Episode 212 – Scott Drummond talks about building a playbook, employee empowerment, and protecting your employees

Business Strategy, Entrepreneurship, Leadership, Podcast

Scott Drummond is the President of Party Center Software.  After Scott purchased a children’s entertainment center in the late 1990’s, he identified a gap in organizing birthday parties for easy scheduling.  Identifying a need for his business, his frustration led to the creation of Party Center Software, which helps FEC guests book birthday parties online and helps the business keep tabs on the bookings.  In this interview, Scott discusses the importance of building a playbook, employee empowerment, and protecting your employees.


Building a Playbook

“Everybody has a playbook, but most people just put it in their head.”

When somebody walks in the door, how do you greet them?  What about greeting a party?  Do you hold a sign with the guest’s name and greet them verbally?  These processes already exist in some fashion, but with employees constantly turning over, having a playbook allows you to formalize these processes so they can be passed from one generation of staff to the next.

Your playbook must address all aspects of your business, including food and beverage, booking a birthday party, diffusing escalation situations, and cleaning your restrooms.  The playbook should list out everything you need to do and how you do it, and when something new pops up, the playbook is a living document that gets updated as necessary.  The playbook that your business uses is unique to you; even your direct competitors are using a different playbook than yours.

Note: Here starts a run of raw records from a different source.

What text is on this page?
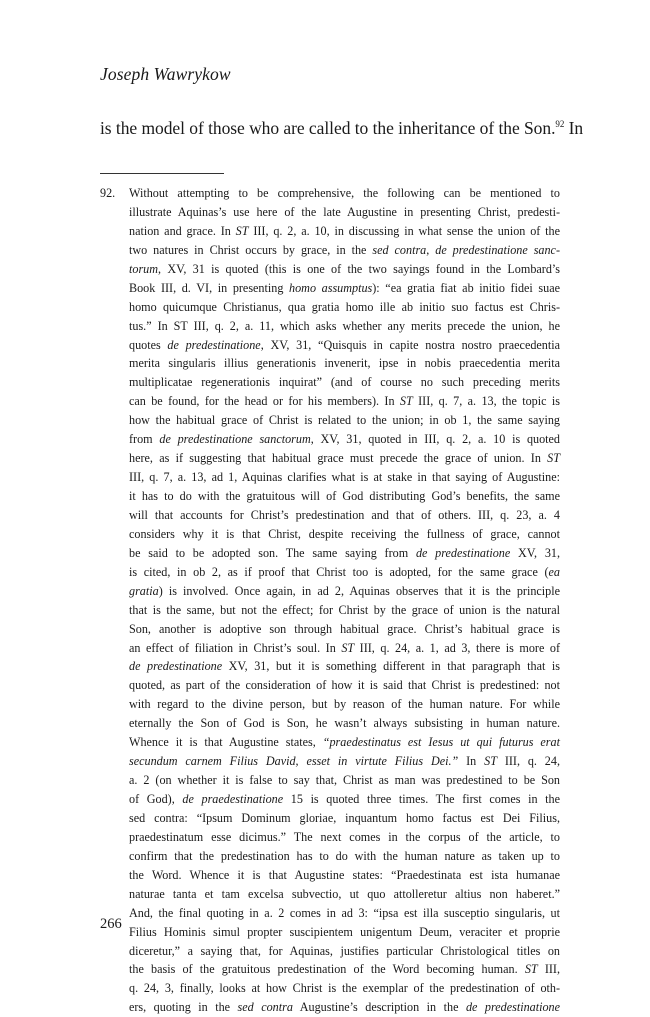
Joseph Wawrykow
is the model of those who are called to the inheritance of the Son.$^{92}$ In
92. Without attempting to be comprehensive, the following can be mentioned to
illustrate Aquinas’s use here of the late Augustine in presenting Christ, predesti-
nation and grace. In ST III, q. 2, a. 10, in discussing in what sense the union of the
two natures in Christ occurs by grace, in the sed contra, de predestinatione sanc-
torum, XV, 31 is quoted (this is one of the two sayings found in the Lombard’s
Book III, d. VI, in presenting homo assumptus): “ea gratia fiat ab initio fidei suae
homo quicumque Christianus, qua gratia homo ille ab initio suo factus est Chris-
tus.” In ST III, q. 2, a. 11, which asks whether any merits precede the union, he
quotes de predestinatione, XV, 31, “Quisquis in capite nostra nostro praecedentia
merita singularis illius generationis invenerit, ipse in nobis praecedentia merita
multiplicatae regenerationis inquirat” (and of course no such preceding merits
can be found, for the head or for his members). In ST III, q. 7, a. 13, the topic is
how the habitual grace of Christ is related to the union; in ob 1, the same saying
from de predestinatione sanctorum, XV, 31, quoted in III, q. 2, a. 10 is quoted
here, as if suggesting that habitual grace must precede the grace of union. In ST
III, q. 7, a. 13, ad 1, Aquinas clarifies what is at stake in that saying of Augustine:
it has to do with the gratuitous will of God distributing God’s benefits, the same
will that accounts for Christ’s predestination and that of others. III, q. 23, a. 4
considers why it is that Christ, despite receiving the fullness of grace, cannot
be said to be adopted son. The same saying from de predestinatione XV, 31,
is cited, in ob 2, as if proof that Christ too is adopted, for the same grace (ea
gratia) is involved. Once again, in ad 2, Aquinas observes that it is the principle
that is the same, but not the effect; for Christ by the grace of union is the natural
Son, another is adoptive son through habitual grace. Christ’s habitual grace is
an effect of filiation in Christ’s soul. In ST III, q. 24, a. 1, ad 3, there is more of
de predestinatione XV, 31, but it is something different in that paragraph that is
quoted, as part of the consideration of how it is said that Christ is predestined: not
with regard to the divine person, but by reason of the human nature. For while
eternally the Son of God is Son, he wasn’t always subsisting in human nature.
Whence it is that Augustine states, “praedestinatus est Iesus ut qui futurus erat
secundum carnem Filius David, esset in virtute Filius Dei.” In ST III, q. 24,
a. 2 (on whether it is false to say that, Christ as man was predestined to be Son
of God), de praedestinatione 15 is quoted three times. The first comes in the
sed contra: “Ipsum Dominum gloriae, inquantum homo factus est Dei Filius,
praedestinatum esse dicimus.” The next comes in the corpus of the article, to
confirm that the predestination has to do with the human nature as taken up to
the Word. Whence it is that Augustine states: “Praedestinata est ista humanae
naturae tanta et tam excelsa subvectio, ut quo attolleretur altius non haberet.”
And, the final quoting in a. 2 comes in ad 3: “ipsa est illa susceptio singularis, ut
Filius Hominis simul propter suscipientem unigentum Deum, veraciter et proprie
diceretur,” a saying that, for Aquinas, justifies particular Christological titles on
the basis of the gratuitous predestination of the Word becoming human. ST III,
q. 24, 3, finally, looks at how Christ is the exemplar of the predestination of oth-
ers, quoting in the sed contra Augustine’s description in the de predestinatione
266
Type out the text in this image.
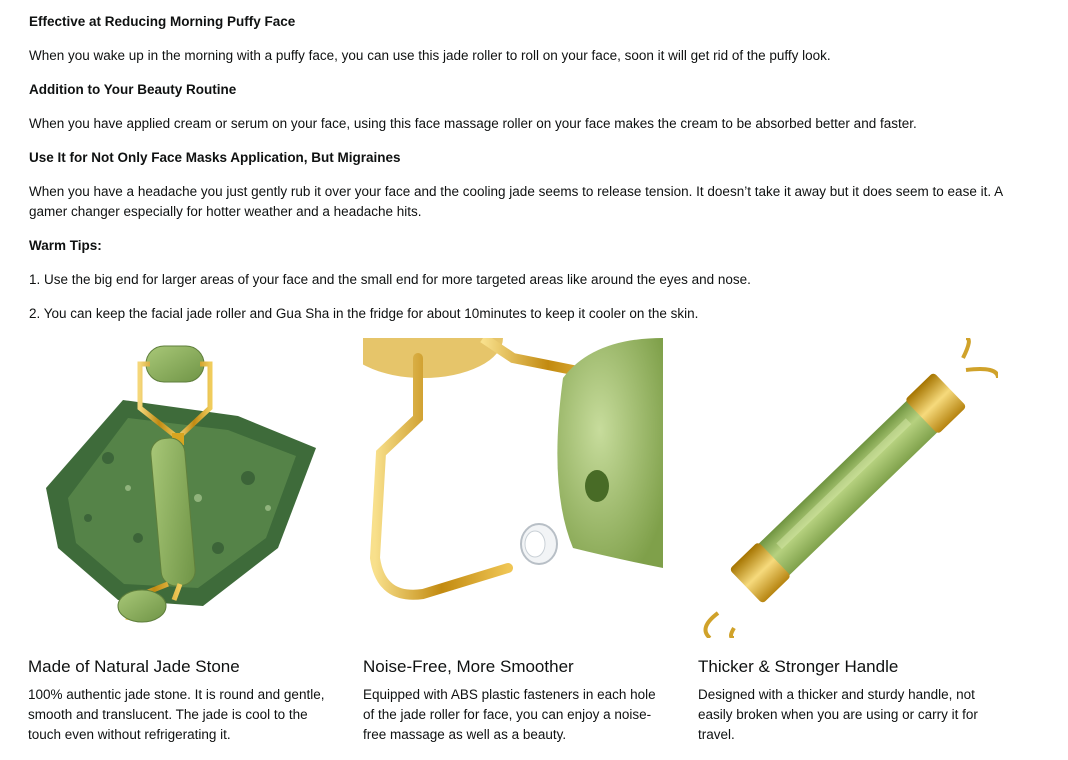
Effective at Reducing Morning Puffy Face
When you wake up in the morning with a puffy face, you can use this jade roller to roll on your face, soon it will get rid of the puffy look.
Addition to Your Beauty Routine
When you have applied cream or serum on your face, using this face massage roller on your face makes the cream to be absorbed better and faster.
Use It for Not Only Face Masks Application, But Migraines
When you have a headache you just gently rub it over your face and the cooling jade seems to release tension. It doesn’t take it away but it does seem to ease it. A gamer changer especially for hotter weather and a headache hits.
Warm Tips:
1. Use the big end for larger areas of your face and the small end for more targeted areas like around the eyes and nose.
2. You can keep the facial jade roller and Gua Sha in the fridge for about 10minutes to keep it cooler on the skin.
Made of Natural Jade Stone
100% authentic jade stone. It is round and gentle, smooth and translucent. The jade is cool to the touch even without refrigerating it.
Noise-Free, More Smoother
Equipped with ABS plastic fasteners in each hole of the jade roller for face, you can enjoy a noise-free massage as well as a beauty.
Thicker & Stronger Handle
Designed with a thicker and sturdy handle, not easily broken when you are using or carry it for travel.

When comparing a playbook to a standard operating procedure (SOP), the playbook is a document that emphasizes “this is how you do it” vs. “this is what you do.”  They are generally specific to completing a specific task or resolving a specific problem, which makes it easier for anyone to understand, especially for frontline staff members.  SOP’s are also usually more set in stone, whereas a playbook should be updated as new issues or challenges arise.  Your employees should have influence in the playbook’s continual evolution, especially as external trends and factors also evolve.


Employee Empowerment

“You have to be able to give them a little bit of rope, and let them fail.”

When your employees are challenged to be a part of the solution, their empowerment leads not only to higher levels of satisfaction, but also enhances the success of the business.  When you invest in educational experiences, even if they result in failure, they are likely to lead to higher levels of success with new ideas down the road.  Fostering a culture of empowerment may lead to many ideas that ultimately don’t work, yet the ideas that do work provide benefits that may not have otherwise been generated, and the magnitude of the successes outweigh the magnitude of the failures.

Empowerment is more than simply saying that your employees are empowered.  Many businesses claim that they empower their employees, but they don’t walk the walk.  Leaders should let employees make the decisions that they feel will be the best solution for the circumstance.  Scott reinforces this point by sharing an instance when he suggested a solution to a staff member for recovering from a service failure, whereas the employee suggested a different solution.  When Scott gave the employee the opportunity to take the credit for the recovery, the employee’s solution ultimately led to a high level of satisfaction.  In other instances where the employee’s actions might misalign with the leader’s, it is better to have the conversation after the fact to determine the best action in the future, rather than stopping the employee from making the decision in the first place.


Protecting Your Employees

“I don’t take kindly to people yelling at my staff.”

It doesn’t happen often, but when a guest is being unruly, or parents are not stopping their children from being disruptive (or biting), sometimes the best solution is to ask a guest to never come back.  There is always a threshold of abuse that employees will take from guests; however, in the event of repeat offenders or abusive guests, Scott stresses the importance of not allowing guests to be abusive to his employees.  Despite the revenue lost from the guest, the employee is far more expensive to replace than the guest – even up to 50 times.  The lifetime value of your employees far exceeds the lifetime value of your guests.

Even in some of the worst of circumstances, a brief intervention from the leader to help calm a guest down may diffuse the situation, and then the control and empowerment can be turned back to the employee.  The employee must know that they are protected and have authority, especially when the leader is standing with them side-by-side.